I held it to my nose and breathed in.

Tobacco.

Something else.

Something familiar.

"Daddy?"

No answer.

There was never an answer.

But I knew.

Someone was watching.

Someone was following.

Someone wanted me to know.

I crushed the cigarette beneath my heel and walked back inside.

The basement was waiting.

The tunnels were waiting.

The hunt was waiting.

And I was ready.

"Daddy."

The whisper was soft.

"Daddy, I'm coming."

"I don't know who's watching me."

"I don't know who's following me."

"But I'm not afraid."

"You taught me not to be afraid."

"You taught me to hunt."

"You taught me to kill."

"And I will find you."

"I will always find you."

No answer.

There was never an answer.

But for the first time in weeks, I didn't need one.

I had the basement.

I had the tunnels.

I had Matt.

And I had a shadow.

Someone to follow.

Someone to hunt.

Someone to ask about Gabriel.

The cigarette butt was still warm in my hand.

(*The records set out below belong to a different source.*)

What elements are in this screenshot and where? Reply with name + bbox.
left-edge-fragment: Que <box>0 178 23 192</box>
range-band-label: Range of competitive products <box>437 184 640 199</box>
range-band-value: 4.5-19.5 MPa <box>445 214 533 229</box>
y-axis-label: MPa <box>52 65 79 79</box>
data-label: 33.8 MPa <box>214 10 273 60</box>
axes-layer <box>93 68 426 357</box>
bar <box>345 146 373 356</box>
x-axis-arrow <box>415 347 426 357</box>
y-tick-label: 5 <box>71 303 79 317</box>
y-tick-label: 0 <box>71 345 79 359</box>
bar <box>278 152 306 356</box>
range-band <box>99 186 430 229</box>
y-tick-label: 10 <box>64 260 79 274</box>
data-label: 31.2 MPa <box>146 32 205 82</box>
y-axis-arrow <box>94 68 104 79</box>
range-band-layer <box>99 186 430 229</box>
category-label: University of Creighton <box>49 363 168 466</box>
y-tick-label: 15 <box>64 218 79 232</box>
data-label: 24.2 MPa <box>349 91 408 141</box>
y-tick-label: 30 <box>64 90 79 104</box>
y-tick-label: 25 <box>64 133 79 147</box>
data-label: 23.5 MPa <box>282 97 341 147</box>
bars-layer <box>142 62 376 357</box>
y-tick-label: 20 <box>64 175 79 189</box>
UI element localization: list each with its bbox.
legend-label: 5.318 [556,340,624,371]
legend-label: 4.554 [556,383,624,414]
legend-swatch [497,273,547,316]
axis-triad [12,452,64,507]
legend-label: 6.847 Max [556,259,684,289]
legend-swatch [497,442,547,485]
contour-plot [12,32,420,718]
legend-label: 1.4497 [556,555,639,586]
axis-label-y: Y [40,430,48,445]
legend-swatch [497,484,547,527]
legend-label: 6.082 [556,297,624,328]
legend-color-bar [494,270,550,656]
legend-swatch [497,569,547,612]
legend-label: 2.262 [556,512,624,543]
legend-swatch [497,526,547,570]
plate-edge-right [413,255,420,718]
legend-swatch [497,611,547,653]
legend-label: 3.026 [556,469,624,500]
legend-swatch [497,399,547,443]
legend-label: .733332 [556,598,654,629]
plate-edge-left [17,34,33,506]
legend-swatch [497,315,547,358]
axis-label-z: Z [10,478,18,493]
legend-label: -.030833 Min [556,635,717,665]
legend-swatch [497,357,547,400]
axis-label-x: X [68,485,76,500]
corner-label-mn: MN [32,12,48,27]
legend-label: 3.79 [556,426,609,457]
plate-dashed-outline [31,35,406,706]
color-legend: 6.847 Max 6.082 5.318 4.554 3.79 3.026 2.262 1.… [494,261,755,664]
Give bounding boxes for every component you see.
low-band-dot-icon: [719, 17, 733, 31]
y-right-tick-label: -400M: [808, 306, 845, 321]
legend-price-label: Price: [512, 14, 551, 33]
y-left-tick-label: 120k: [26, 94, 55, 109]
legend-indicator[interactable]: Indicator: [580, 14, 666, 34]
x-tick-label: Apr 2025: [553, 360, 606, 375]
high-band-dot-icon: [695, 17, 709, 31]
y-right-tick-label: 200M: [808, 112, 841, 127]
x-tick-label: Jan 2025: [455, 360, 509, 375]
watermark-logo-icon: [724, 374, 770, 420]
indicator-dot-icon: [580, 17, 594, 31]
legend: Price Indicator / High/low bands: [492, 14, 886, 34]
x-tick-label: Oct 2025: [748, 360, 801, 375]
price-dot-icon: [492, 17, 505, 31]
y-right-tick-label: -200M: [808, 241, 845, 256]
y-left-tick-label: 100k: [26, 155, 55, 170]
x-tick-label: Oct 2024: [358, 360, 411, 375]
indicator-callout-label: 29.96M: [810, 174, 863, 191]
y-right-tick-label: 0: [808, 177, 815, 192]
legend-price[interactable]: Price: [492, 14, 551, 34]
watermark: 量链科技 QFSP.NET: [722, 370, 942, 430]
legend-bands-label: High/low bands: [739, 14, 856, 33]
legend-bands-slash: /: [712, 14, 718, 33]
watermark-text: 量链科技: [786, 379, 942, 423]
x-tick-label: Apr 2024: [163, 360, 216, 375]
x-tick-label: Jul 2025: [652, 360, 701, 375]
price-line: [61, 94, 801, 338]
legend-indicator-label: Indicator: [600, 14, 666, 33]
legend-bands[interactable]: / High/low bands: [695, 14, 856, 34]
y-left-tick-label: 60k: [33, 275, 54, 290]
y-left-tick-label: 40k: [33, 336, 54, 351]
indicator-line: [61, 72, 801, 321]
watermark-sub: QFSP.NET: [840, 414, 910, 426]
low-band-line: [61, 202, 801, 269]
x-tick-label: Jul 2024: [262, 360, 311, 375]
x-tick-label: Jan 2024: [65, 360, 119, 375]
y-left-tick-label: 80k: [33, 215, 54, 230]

I dropped it in the trash and walked back to the back room, where Mr. Hoppy was waiting on the pillow, and the blanket was folded at the foot of the couch, and the dresses were hanging in the closet, and the bows were arranged on the shelf.

This was my life now.

Not the life I'd wanted.

Not the life I'd expected.

But it was mine.

And I would use it.

To hunt.

To kill.

To find my way back to the man who'd made me.

"Daddy."

The whisper was barely a breath.

"Daddy, I'm coming."

"Wait for me."

"Please."

"Wait for me."

No answer.

There was never an answer.

But I knew he was waiting.

He had to be waiting.

Because if he wasn't, I didn't know what I was doing anymore.

I didn't know who I was.

I didn't know why I was still alive.